Lisa Kudrow, who played Phoebe Buffay in the series, expressed her surprise at Perry’s confession during the reunion, saying, “You didn’t tell us that then.”
Unrequited Love and On-Screen Chemistry
In another segment of her Today show interview, Aniston also delved into her own life and past romantic involvement with co-star David Schwimmer, who played Ross Geller on ‘Friends.’
“I think there was something about unrequited love. David and I loved each other then, and we still do,” Aniston remarked.
A Glimpse into Matthew Perry’s Troubled Past
Perry had also been public about his struggles with drug abuse. At the age of 49, he faced a near-death experience due to an opioid overdose that resulted in a burst colon. Doctors had estimated only a 2% chance of survival, but Perry defied the odds and embarked on a journey to recovery.

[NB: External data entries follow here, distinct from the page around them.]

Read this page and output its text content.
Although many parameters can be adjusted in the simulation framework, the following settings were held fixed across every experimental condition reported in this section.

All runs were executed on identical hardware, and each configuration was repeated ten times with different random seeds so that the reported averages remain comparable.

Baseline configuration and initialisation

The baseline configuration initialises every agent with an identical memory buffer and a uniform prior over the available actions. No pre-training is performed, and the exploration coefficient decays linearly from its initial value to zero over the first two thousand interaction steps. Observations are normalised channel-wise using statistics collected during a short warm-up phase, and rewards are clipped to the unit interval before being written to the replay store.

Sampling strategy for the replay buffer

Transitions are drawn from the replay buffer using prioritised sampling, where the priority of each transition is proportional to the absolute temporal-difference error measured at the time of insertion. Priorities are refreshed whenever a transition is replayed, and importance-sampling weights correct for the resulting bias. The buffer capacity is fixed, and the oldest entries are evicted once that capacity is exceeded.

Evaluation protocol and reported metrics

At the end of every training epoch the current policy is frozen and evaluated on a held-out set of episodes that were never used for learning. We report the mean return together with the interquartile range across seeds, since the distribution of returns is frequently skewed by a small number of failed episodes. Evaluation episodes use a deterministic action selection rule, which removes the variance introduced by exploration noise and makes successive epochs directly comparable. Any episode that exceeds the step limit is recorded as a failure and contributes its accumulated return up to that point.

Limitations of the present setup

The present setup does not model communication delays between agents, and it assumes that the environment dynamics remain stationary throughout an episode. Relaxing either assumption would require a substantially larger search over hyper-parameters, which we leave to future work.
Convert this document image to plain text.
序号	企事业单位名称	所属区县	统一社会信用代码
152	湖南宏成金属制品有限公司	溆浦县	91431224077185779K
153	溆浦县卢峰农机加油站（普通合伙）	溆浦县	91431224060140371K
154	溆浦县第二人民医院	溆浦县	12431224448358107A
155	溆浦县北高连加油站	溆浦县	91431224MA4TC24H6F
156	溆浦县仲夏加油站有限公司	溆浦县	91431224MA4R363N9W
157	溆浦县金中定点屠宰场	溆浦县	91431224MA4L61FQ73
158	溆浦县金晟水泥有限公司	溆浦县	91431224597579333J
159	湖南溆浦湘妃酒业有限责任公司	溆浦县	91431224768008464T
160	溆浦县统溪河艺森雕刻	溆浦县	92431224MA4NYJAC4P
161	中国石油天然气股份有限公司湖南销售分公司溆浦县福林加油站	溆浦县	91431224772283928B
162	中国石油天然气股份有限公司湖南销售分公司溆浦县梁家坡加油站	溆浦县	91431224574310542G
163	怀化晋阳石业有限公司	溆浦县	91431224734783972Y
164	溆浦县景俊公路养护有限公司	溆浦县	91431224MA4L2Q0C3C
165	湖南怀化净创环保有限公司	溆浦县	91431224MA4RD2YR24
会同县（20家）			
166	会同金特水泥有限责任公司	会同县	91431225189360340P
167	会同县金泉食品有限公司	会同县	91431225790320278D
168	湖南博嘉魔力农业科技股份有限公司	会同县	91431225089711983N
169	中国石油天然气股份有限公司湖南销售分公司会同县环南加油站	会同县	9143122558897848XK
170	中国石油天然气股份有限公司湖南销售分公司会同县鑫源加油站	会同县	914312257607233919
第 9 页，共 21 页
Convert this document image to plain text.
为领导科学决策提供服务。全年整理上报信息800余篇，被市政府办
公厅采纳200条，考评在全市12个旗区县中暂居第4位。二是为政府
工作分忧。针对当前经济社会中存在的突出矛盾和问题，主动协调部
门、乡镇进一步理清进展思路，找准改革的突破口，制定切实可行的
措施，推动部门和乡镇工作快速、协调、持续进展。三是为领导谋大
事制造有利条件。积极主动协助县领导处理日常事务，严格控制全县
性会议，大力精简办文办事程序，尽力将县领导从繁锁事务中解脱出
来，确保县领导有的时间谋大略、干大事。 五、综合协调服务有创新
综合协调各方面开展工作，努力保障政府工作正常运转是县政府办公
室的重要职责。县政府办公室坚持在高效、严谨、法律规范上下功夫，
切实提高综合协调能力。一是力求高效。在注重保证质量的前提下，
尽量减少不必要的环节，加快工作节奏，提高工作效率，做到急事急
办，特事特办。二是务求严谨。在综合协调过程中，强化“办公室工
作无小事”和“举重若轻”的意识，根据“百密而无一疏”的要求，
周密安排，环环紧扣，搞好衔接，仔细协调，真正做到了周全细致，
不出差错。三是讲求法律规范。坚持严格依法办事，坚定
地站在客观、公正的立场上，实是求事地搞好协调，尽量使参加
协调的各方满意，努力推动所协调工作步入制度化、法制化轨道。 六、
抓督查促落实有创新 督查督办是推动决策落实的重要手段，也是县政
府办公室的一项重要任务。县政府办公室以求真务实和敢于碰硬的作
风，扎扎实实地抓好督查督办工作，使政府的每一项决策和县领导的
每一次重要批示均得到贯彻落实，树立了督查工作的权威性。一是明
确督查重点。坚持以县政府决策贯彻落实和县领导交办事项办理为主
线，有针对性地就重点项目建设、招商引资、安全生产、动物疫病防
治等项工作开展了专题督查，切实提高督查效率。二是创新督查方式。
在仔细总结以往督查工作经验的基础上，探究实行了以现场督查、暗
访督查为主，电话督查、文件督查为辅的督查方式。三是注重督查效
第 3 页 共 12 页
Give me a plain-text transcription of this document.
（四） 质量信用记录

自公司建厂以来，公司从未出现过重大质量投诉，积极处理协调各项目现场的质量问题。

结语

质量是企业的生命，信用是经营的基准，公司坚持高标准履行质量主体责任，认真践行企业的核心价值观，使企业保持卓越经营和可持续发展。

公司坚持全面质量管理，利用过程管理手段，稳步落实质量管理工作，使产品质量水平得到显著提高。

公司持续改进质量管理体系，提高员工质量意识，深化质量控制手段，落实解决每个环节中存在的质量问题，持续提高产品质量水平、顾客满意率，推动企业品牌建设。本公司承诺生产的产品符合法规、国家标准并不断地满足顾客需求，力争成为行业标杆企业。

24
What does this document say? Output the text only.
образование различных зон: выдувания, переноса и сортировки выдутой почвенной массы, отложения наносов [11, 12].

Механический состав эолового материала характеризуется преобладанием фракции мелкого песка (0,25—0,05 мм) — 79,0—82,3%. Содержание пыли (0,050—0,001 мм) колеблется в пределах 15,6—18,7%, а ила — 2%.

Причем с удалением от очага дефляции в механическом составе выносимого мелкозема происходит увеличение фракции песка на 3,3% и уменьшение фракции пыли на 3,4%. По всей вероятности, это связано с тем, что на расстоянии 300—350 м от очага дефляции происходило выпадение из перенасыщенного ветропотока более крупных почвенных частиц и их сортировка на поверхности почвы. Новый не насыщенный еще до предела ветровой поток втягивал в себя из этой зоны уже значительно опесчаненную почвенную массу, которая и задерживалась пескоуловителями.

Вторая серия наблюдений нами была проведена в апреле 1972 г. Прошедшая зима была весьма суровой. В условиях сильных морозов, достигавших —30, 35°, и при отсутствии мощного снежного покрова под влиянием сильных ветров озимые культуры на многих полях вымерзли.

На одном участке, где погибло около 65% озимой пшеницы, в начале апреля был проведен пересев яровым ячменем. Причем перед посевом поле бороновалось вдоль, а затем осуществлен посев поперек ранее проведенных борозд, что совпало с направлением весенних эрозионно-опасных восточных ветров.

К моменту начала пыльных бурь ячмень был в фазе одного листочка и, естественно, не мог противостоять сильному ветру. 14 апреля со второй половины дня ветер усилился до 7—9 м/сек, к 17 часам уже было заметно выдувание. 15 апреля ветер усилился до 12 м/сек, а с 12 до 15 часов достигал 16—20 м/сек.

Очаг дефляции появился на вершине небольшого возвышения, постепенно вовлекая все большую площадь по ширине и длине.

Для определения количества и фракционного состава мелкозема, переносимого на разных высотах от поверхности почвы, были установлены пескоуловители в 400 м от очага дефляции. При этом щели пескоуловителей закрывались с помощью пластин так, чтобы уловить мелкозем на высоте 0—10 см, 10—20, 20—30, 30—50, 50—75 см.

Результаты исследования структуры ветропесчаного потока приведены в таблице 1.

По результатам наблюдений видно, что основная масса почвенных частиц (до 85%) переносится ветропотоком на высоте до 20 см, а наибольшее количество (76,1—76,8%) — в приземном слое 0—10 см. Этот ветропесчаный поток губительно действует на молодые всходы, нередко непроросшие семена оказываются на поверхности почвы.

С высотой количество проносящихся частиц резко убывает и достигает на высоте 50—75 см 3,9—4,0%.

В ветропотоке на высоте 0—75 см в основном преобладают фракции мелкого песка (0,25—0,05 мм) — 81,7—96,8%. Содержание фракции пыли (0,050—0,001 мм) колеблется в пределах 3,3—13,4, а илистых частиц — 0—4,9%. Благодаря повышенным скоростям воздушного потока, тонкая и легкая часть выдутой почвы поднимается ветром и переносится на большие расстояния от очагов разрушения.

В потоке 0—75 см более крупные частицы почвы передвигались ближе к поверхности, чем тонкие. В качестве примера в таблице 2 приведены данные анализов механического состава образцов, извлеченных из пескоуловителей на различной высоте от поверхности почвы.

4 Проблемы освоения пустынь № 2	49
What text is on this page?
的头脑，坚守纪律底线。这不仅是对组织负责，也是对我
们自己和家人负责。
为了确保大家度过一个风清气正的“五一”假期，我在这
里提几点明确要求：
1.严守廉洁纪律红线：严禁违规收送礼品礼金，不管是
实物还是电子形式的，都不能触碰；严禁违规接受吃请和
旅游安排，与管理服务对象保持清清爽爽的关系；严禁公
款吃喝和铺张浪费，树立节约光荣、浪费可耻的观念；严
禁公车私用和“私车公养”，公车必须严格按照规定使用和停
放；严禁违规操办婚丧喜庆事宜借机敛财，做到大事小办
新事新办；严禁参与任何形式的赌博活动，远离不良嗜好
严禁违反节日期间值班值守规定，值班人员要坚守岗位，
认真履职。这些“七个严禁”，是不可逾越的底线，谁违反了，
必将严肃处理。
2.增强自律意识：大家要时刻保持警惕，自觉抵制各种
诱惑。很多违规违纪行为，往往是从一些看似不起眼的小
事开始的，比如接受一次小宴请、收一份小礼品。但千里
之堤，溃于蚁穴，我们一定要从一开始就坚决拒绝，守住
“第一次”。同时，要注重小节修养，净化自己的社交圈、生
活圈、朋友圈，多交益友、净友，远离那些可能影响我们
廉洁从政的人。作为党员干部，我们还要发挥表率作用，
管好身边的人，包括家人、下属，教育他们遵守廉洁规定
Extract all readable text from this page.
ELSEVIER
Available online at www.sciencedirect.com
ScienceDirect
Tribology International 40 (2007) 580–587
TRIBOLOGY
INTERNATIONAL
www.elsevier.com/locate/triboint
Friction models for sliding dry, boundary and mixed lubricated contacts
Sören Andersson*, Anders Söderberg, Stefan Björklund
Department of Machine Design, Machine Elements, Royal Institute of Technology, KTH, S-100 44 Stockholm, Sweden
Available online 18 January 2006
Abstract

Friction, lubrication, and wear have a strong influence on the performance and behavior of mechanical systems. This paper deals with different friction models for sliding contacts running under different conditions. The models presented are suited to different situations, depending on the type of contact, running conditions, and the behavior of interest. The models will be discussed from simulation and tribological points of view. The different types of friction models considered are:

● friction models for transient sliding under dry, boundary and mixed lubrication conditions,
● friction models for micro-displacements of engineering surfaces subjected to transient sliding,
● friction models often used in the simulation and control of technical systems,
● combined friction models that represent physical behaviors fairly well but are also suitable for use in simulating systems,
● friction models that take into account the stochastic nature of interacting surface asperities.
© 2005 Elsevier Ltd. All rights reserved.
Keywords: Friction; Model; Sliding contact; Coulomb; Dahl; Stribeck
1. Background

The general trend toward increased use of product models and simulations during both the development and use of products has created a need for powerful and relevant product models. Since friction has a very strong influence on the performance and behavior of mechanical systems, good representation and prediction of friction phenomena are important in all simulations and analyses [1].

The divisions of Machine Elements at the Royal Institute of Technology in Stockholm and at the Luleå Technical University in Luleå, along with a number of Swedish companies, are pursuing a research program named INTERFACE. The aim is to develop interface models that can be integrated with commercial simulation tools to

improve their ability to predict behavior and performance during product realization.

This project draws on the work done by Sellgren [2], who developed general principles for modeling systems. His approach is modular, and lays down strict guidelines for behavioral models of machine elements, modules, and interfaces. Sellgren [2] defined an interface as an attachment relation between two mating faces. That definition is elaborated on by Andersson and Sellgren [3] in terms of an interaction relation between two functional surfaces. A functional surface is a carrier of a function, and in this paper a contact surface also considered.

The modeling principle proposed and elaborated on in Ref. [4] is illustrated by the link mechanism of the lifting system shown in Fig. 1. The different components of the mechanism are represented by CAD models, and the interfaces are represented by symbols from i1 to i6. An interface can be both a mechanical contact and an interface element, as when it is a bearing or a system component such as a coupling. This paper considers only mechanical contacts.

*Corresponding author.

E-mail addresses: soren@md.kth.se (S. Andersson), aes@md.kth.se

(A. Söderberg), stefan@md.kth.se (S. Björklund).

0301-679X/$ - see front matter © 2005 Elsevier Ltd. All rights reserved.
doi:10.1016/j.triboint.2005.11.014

He later admitted that he couldn’t even watch reruns of ‘Friends’ due to the emotional burden his drug problems added to his life.
Reflecting on Complex Lives and Legacies
The untimely death of Matthew Perry has left fans and co-stars alike reflecting on the complexities of the man behind the humor. The revelations from Aniston and Perry himself serve as poignant reminders that even those who bring us the most joy may be fighting battles we know nothing about.